3.1 Binary Files

GNU poke is an editor for binary files. Right, so what is a binary file? Strictly speaking, every file in a computer’s file system is binary. This is because, in a very fundamental level, files are just sequences of bytes.

Colloquially, however, it is very common to talk about “binary files” as opposed to “text files”. In this informal meaning, a text file is basically a file composed, mostly, of bytes (and byte sequences) that can be translated into printable characters in some character set, such as ASCII, EBCDIC or Unicode. It follows that binary files would then be files composed, mostly, of bytes not intended to be interpreted as encoded characters.
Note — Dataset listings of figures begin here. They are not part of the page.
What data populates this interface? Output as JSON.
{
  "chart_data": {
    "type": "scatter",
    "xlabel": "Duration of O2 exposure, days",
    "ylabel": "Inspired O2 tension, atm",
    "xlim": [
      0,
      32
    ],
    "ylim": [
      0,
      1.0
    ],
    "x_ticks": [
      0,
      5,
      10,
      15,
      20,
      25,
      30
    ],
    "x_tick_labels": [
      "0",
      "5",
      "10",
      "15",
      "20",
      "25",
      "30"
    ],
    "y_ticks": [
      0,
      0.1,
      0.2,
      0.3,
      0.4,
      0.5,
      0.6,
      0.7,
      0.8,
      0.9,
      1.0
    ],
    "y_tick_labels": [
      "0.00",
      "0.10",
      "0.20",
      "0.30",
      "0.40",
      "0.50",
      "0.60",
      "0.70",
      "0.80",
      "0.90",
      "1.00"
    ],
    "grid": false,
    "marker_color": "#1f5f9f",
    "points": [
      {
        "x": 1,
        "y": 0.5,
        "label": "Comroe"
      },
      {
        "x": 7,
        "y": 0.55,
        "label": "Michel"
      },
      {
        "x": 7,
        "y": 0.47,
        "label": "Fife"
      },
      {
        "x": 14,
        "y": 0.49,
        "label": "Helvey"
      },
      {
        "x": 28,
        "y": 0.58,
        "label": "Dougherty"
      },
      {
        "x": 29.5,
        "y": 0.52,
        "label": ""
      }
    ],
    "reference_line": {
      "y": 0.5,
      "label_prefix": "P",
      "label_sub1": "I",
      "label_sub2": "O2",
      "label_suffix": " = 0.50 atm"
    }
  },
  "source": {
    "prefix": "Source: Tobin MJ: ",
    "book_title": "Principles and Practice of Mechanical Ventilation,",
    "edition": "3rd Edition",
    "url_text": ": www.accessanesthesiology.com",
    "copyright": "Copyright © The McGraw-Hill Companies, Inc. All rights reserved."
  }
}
Some text files contain non-printable characters, such as form feed characters, and many binary files contain printable strings, such as a string table in an ELF object file. That is why we used the word “mostly” in the definitions above. In practice, however, the distinction is almost always clear and there is common consensus on whether a given file format can be considered as a binary format, or not.

GNU poke can edit any file, and as we shall see, it provides some nice features to manipulate sequences of bytes interpreted as character strings. However, it is called a “binary editor” because it is especially designed to be particularly useful editing binary files, in the sense of the term defined above.

In this chapter, we will be using ELF object files as the experiment subject in most of the examples. ELF files are good for this purpose, because they are eminently binary, highly structured, and still strings play a role in them, encoding names of entities like sections and symbols. You don’t need to have a perfect knowledge of the ELF format in order to follow the examples, but being familiarized with the concept of object file formats should surely help.

Obtaining a simple ELF object file is easy, if you have a C compiler installed:

$ echo 'int foo () { return 0; }' | gcc -c -xc -o foo.o -

The command above compiles a very simple ELF object file that contains the compiled form of a little dummy function. This object file will be our companion for a while, and will be the subject of much analysis and abuse, as we poke it.